In May 2007, NME magazine named the song as #29 in its list of the "50 Greatest Indie Anthems Ever". In April 2009, the song was featured in Blender magazine's "500 Greatest Songs Since You Were Born" as #380. In August 2009, the song was ranked #69 in Pitchfork Media's Top 500 Tracks of the 2000s. In 2009, NME ranked the song as the 9th best of the 2000s and in October 2011 they named it as 2nd in their list of the 150 greatest songs from the past 15 years.

==Appearances==
The song was featured on a season 5 episode of the television series Six Feet Under.

This song was originally intended to be used during the closing scene of the pilot for the television series The Black Donnellys, but the band refused to grant the rights for its use. Snow Patrol's "Open Your Eyes" was used instead.

In 2006, the song was featured in a commercial promoting Bono's Product Red campaign.

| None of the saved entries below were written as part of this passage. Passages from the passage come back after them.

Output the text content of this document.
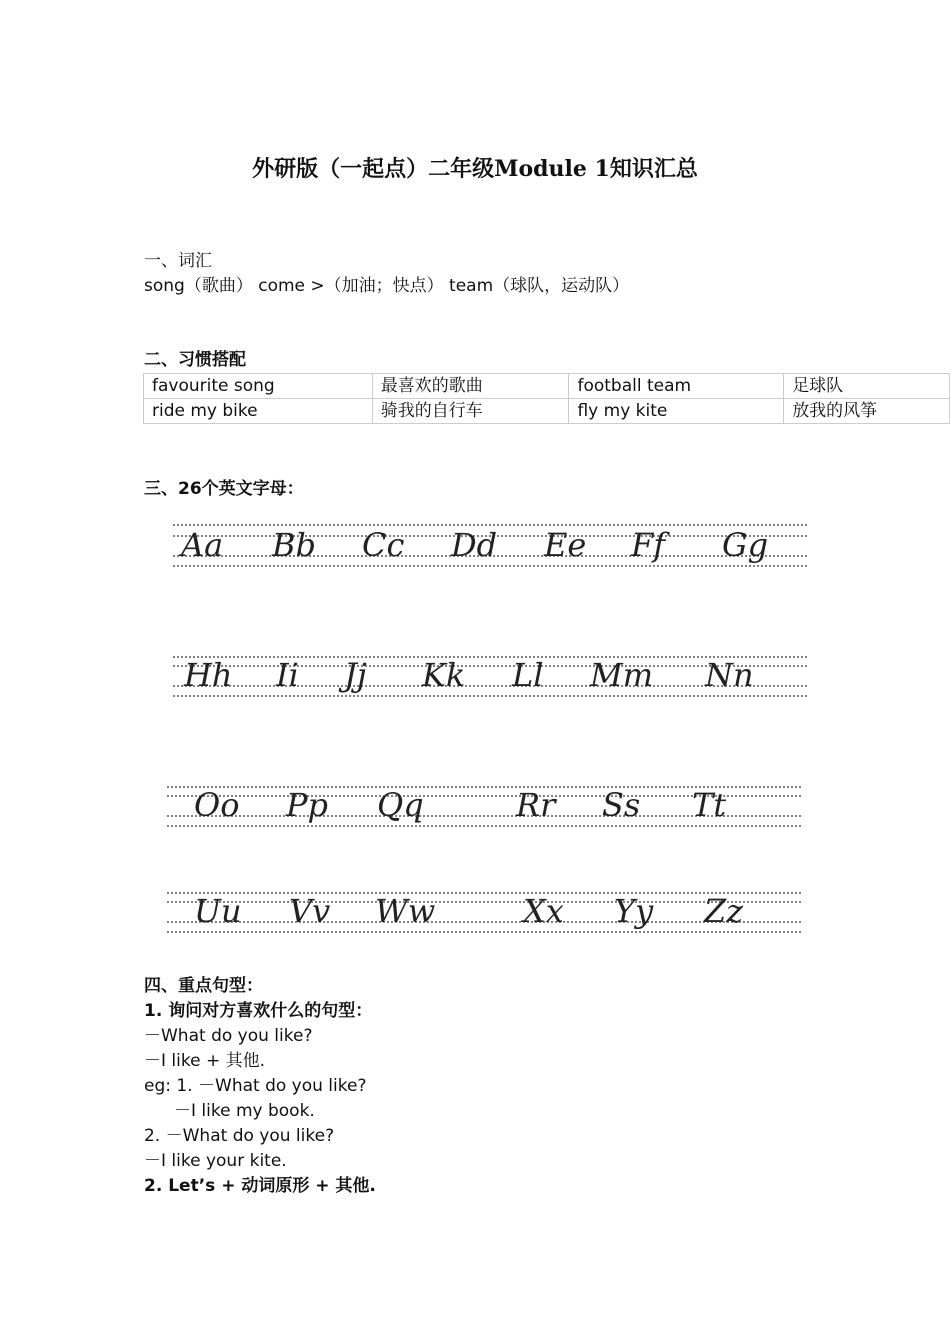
外研版（一起点）二年级Module 1知识汇总
一、词汇
song（歌曲） come >（加油；快点） team（球队，运动队）
二、习惯搭配
favourite song	最喜欢的歌曲	football team	足球队
ride my bike	骑我的自行车	fly my kite	放我的风筝
三、26个英文字母：
Aa Bb Cc Dd Ee Ff Gg
Hh Ii Jj Kk Ll Mm Nn
Oo Pp Qq	Rr Ss Tt
Uu Vv Ww	Xx Yy Zz
四、重点句型：
1. 询问对方喜欢什么的句型：
－What do you like?
－I like + 其他.
eg: 1. －What do you like?
－I like my book.
2. －What do you like?
－I like your kite.
2. Let’s + 动词原形 + 其他.
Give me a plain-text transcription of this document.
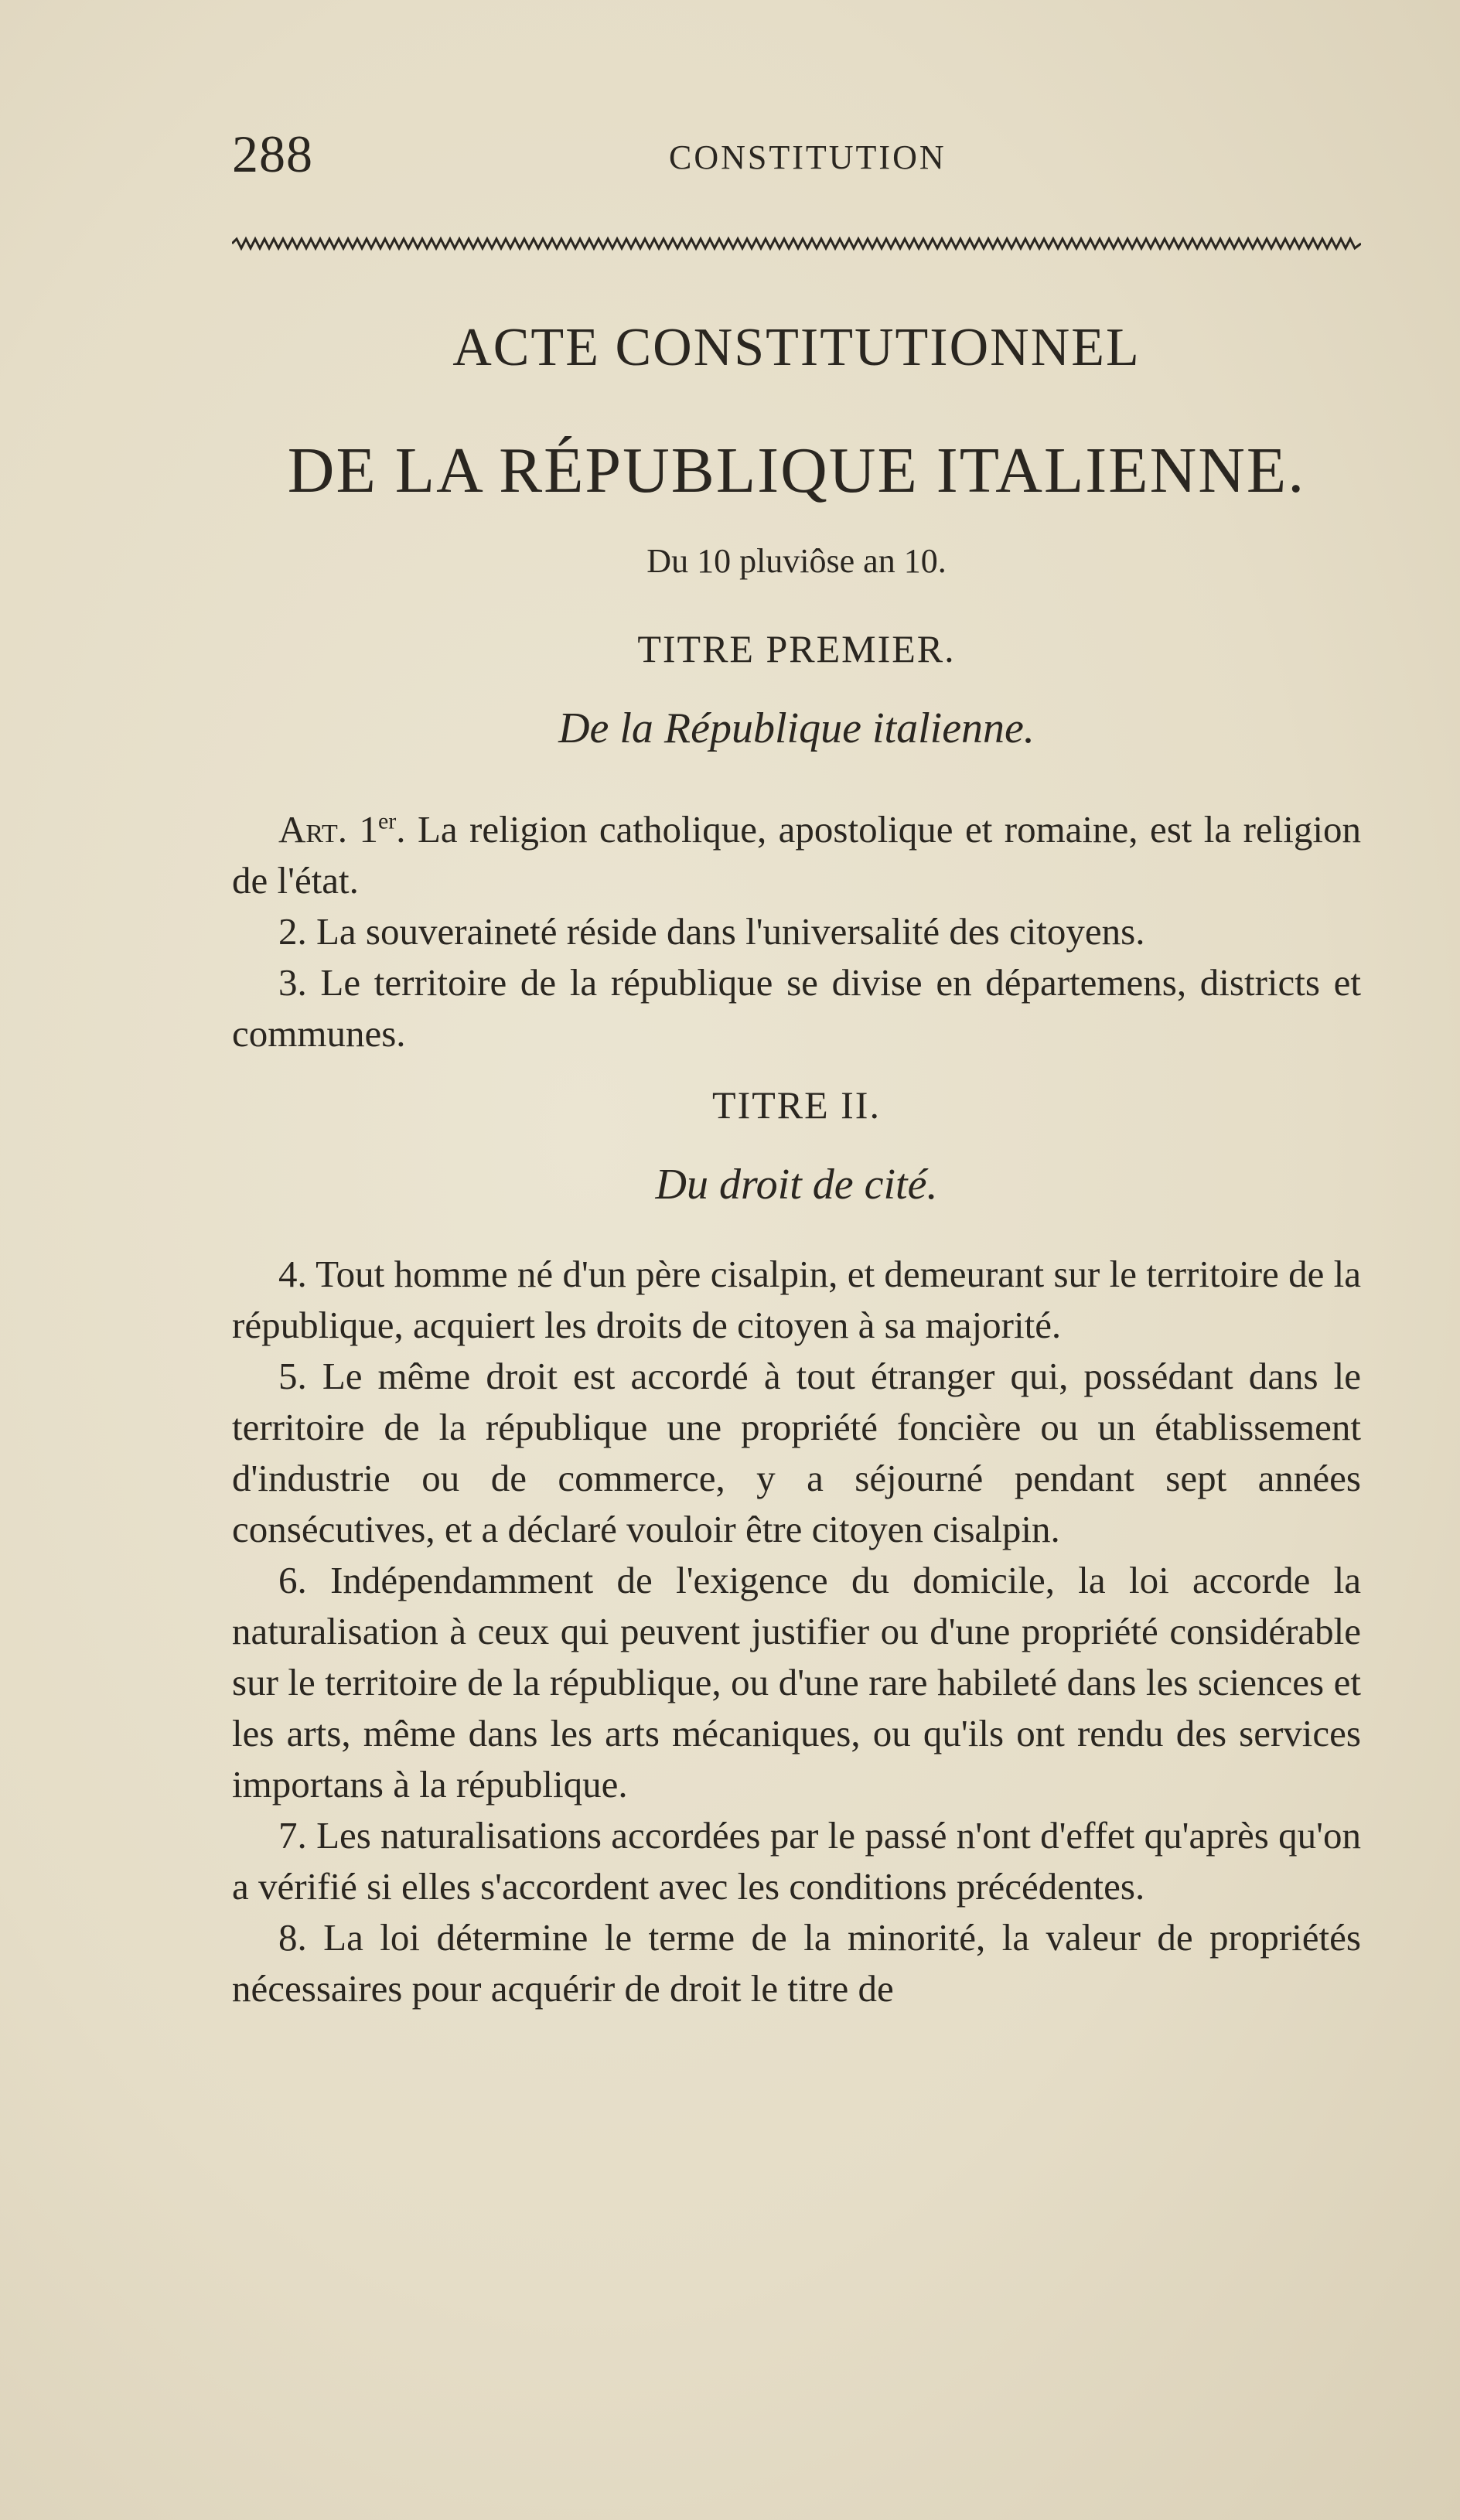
288	CONSTITUTION
ACTE CONSTITUTIONNEL
DE LA RÉPUBLIQUE ITALIENNE.
Du 10 pluviôse an 10.
TITRE PREMIER.
De la République italienne.

Art. 1er. La religion catholique, apostolique et romaine, est la religion de l'état.

2. La souveraineté réside dans l'universalité des citoyens.

3. Le territoire de la république se divise en départemens, districts et communes.

TITRE II.
Du droit de cité.

4. Tout homme né d'un père cisalpin, et demeurant sur le territoire de la république, acquiert les droits de citoyen à sa majorité.

5. Le même droit est accordé à tout étranger qui, possédant dans le territoire de la république une propriété foncière ou un établissement d'industrie ou de commerce, y a séjourné pendant sept années consécutives, et a déclaré vouloir être citoyen cisalpin.

6. Indépendamment de l'exigence du domicile, la loi accorde la naturalisation à ceux qui peuvent justifier ou d'une propriété considérable sur le territoire de la république, ou d'une rare habileté dans les sciences et les arts, même dans les arts mécaniques, ou qu'ils ont rendu des services importans à la république.

7. Les naturalisations accordées par le passé n'ont d'effet qu'après qu'on a vérifié si elles s'accordent avec les conditions précédentes.

8. La loi détermine le terme de la minorité, la valeur de propriétés nécessaires pour acquérir de droit le titre de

Since 2008, the song has been used as opening theme for the Italian talk show Otto e mezzo on La7 network.

In 2011, filmmaker Matthew Wisniewski set his footage of the Wisconsin Uprising to the song.

==Track listing==
1. "Rebellion (Lies)" – 5:05
2. "Brazil" – 3:54

==Personnel==
- Win Butler - vocals, Jaguar electric guitar
- Régine Chassagne - piano, backing vocals
- Richard Reed Parry - Rickenbacker electric guitar, backing vocals, engineer, recording
- Tim Kingsbury - bass, backing vocals
- Howard Bilerman - drums, engineer, recording
- Will Butler - percussion, backing vocals
Additional musicians
- Sarah Neufeld – violin, string arrangements
- Owen Pallett – violin, string arrangements
- Michael Olsen – cello
- Pietro Amato – horn
- Anita Fust – harp

==Charts==

| Chart (2005) | Peak position |
|---|---|
| Canada Hot AC Top 30 (Radio & Records) | 19 |
| UK Singles (OCC) | 19 |
| UK Indie (OCC) | 1 |

==Certifications==

| Region | Certification | Certified units/sales |
| Canada (Music Canada) | Platinum | 80,000^{‡} |
^{‡} Sales+streaming figures based on certification alone.